Sevgi Nine

2.4K 149 18
                                    

İyi okumalar

Medya: Soldan sağa Meltem, Gamze ve Miray aşağıya indiğimizde ise Oğuz, Remzi ve Samet var.

Karşımızda bize şaşkın şaşkın bakan kızların yanından geçecekken biri kolumdan tuttu, tam dönüp bağırmak üzereyken Meltem'in olduğunu gördüm ve Samet'e sinirimi atmak için derin bir nefes aldım. Ve bıkın şekilde nefesimi verdim.

"Efendim Meltem?"

Bileğimdeki elini çekti ve elindeki yemek poşetini masanın üzerine bıraktı, bana geri döndü.

"Oğuz'lar nerede ve siz neden burada kavga ediyorsunuz?"

Samet'le aynı anda çıkışarak "Biz kavga etmiyorduk," dedik.

Ekleme olarakta "Kavga etsek şu an Samet hastanelik olurdu. Oğuz'larda Mahmut Abi'yle işe gittiler. Galiba akşama ancak dönerler." Dedim.

Gamze abisine bu kızla alıp veremediğin ne? Bakışı attı. Samet omuz silikti ve masanın üzerindeki yemek poşetlerini karıştırmaya başladı.

"Ne o Samet kanalizasyona atlamadan fareliğe mi başladın?"

Eline geçen ilk şey zeytin olduğu için beni nişan alarak fırlattı ama bana değil Meltem'e isabet etti.

"Samet, dikkat etsene!" Diye cırladı Meltem.

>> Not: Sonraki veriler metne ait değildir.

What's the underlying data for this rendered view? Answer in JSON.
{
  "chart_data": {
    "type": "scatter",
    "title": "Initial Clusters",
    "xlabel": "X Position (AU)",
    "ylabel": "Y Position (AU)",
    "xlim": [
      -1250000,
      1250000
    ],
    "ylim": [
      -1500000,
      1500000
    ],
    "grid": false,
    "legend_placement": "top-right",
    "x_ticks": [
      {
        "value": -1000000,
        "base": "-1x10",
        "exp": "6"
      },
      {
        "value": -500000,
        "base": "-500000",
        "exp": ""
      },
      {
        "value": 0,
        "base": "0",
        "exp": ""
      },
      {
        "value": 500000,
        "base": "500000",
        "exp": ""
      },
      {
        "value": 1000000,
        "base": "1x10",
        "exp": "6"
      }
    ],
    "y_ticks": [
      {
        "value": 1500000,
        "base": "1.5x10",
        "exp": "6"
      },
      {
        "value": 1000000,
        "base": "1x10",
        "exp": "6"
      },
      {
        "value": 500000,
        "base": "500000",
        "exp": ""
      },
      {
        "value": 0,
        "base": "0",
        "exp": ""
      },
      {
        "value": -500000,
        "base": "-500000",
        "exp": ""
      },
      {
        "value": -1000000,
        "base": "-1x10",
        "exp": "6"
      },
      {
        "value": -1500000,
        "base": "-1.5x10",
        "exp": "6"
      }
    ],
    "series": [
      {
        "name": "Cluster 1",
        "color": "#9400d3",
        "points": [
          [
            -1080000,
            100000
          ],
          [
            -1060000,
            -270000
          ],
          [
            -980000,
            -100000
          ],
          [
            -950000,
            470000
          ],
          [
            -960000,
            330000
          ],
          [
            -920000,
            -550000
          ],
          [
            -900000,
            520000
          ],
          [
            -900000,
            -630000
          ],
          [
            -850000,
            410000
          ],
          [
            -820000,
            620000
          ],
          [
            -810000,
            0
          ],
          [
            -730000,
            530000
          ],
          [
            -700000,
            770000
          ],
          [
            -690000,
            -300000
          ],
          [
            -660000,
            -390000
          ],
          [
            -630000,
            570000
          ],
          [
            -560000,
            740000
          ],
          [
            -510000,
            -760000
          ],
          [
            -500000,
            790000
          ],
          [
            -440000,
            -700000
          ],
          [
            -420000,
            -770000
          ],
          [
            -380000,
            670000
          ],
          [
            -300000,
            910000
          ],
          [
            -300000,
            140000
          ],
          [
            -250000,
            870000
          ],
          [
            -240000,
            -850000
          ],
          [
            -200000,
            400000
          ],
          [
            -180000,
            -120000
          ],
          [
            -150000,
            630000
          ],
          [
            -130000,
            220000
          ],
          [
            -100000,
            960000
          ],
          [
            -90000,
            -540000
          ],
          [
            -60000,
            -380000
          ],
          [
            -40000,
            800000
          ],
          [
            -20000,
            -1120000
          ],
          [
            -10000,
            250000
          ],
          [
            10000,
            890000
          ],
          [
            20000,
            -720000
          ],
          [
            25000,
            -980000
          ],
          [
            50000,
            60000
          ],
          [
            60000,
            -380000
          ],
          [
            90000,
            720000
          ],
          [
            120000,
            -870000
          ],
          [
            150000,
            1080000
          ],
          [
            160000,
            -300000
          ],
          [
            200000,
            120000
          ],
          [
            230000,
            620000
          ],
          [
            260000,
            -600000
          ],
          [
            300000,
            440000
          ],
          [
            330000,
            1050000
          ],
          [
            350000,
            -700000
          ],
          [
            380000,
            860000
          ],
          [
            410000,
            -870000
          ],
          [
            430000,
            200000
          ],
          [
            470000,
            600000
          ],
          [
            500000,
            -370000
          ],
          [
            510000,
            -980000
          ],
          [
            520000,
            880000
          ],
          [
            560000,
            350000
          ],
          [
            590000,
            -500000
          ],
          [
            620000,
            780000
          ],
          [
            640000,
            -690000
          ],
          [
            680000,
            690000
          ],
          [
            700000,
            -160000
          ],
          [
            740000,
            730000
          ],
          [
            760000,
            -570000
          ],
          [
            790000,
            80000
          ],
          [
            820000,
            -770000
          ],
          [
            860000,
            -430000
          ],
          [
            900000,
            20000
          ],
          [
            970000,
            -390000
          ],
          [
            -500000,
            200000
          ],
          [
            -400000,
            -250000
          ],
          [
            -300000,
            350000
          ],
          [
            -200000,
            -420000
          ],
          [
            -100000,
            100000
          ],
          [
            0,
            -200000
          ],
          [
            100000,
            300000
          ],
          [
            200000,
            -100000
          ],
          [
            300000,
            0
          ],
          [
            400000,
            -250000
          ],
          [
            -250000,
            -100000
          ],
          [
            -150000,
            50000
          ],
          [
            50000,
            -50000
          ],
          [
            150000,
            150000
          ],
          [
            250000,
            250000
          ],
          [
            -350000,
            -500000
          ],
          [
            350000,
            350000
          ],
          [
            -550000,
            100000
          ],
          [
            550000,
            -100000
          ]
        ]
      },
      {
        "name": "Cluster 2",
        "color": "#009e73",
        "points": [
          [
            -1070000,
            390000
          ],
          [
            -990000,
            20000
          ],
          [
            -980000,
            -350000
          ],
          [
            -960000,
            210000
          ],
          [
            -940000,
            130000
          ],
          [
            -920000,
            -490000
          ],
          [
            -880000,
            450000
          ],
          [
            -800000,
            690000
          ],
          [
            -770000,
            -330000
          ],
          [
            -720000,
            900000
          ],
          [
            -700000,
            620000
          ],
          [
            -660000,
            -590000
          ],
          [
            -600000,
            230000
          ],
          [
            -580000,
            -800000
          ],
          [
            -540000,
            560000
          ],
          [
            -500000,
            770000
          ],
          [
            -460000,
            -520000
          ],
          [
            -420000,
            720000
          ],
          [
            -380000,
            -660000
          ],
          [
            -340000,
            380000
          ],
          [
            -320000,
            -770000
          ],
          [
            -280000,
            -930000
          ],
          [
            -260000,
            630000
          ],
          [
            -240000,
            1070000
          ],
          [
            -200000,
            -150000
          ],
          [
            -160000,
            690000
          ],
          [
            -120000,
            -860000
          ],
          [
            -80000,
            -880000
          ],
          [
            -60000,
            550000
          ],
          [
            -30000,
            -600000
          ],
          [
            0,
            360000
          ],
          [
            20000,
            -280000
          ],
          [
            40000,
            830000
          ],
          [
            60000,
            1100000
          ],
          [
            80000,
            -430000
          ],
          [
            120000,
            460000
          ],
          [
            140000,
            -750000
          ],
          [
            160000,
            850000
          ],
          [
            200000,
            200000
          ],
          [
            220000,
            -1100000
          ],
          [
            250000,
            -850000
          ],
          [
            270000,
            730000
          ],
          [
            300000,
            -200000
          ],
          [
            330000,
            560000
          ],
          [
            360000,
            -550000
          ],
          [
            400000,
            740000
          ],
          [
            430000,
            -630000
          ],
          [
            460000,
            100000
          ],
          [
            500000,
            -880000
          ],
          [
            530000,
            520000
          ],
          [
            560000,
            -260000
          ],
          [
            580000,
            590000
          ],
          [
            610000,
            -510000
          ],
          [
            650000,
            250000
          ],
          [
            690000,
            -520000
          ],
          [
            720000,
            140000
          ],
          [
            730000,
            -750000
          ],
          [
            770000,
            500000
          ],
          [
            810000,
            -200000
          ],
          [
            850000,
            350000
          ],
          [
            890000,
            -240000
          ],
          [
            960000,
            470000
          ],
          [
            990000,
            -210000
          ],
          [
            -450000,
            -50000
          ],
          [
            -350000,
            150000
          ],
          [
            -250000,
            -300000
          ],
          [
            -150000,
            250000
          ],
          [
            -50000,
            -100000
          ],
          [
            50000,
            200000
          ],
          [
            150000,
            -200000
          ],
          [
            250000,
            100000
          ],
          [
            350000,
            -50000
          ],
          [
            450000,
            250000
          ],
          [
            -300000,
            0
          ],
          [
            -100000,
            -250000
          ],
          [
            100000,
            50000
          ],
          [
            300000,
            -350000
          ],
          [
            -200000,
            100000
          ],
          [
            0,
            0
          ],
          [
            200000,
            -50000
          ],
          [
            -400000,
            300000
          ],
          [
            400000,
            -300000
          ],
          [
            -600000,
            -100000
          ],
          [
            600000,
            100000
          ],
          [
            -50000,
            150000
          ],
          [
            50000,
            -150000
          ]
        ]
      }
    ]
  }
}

O nasıl kibar bağırma lan? Ben hayatımda böyle bir şey görmedim ya, böyle tam yemelik.

Gamze söze karışıp "Remzi'ler gelmeyecekse hadi yemeğe!" Dedi ve poşetleri dışarıdaki küçük masaya taşıdı.

"Kızlar siz yiyin ben eve gideyim yoksa bugün bu Samet'in başına bir şey gelecek. Hiç annemin dırdırını çekemem."

El sallayıp yanlarından uzaklaştım. Geri zekalı kocaman mahallede uğraşacak kız bulamadı, beni buldu anasını satayım. Ne kadar düzgün ve güzel hayatım vardı ondan önce ya (!). Öğlen olduğu için herkes dükkanını kapatmış ya evine ya da restoranlardan birine gitmişlerdi.

Daha akşama çok olduğu için hem de evde de altın günü olduğu için yolumu uzatmaya karar verdim, yoksa en az 10 tane kadınla aynı ortamda bulunup onların nasihatlarını dinleyecektim. Sanki annemin ki yetmezmiş gibi.

Eve en uzak olan yola saptım, etrafta uğraşacak ya da oyalanacak bir şey var mı diye bakınmaya başladım. Hemen biraz ilerimde üzerinde ki tozdan kendi rengi gözükmeyen arabayı gördüm.

Milli alışkanlığımız olan 'Beni yıka :)' yazmaya karar verdim. Gördüğüm her bu durumda ki arabaya bunu yapardım artık bir tik haline gelmişti, yapmazsam kötü oluyordum. Arabanın yanına varıp işaret parmağımla güzel şekilde 'Beni yıka' yazdım. Tam ana yola çıkacakken üzerime su geldi.

Ey güzel Allah'ım şu yaz gününde yağmur yağdırıyorsun. Yağmur sandığım su bir anda kesilince kafamı yukarı çevirdim. Ne göreyim? Sevgi Nine pencerede elinde yoğurt kabıyla bana kızgın kızgın bakıyordu.

Birinin adıyla hiç mi alakası olmaz sorusuna karşılık olarak doğmuş birisi.

Tiz bir sesle "Oğlumun arabasına bir şey yapmaktan utanmıyor musun?" Diye çemkirdi, yüzümü görmek icin gözlerini kıstı. Yazık ya yaşlı kadını üçüncü kata mı oturtulur, gidin zemin kata yada kazan dairesine yerleştirin.

"Miray seni annene şikayet edeceğim."

He annemde olmasa beni kime şikayet edecektiniz acaba? Hep anne hep anne. Zaten sizin yüzünüzden kadınla aram bir türlü düzelmiyor her yerden şikayet geliyor diye.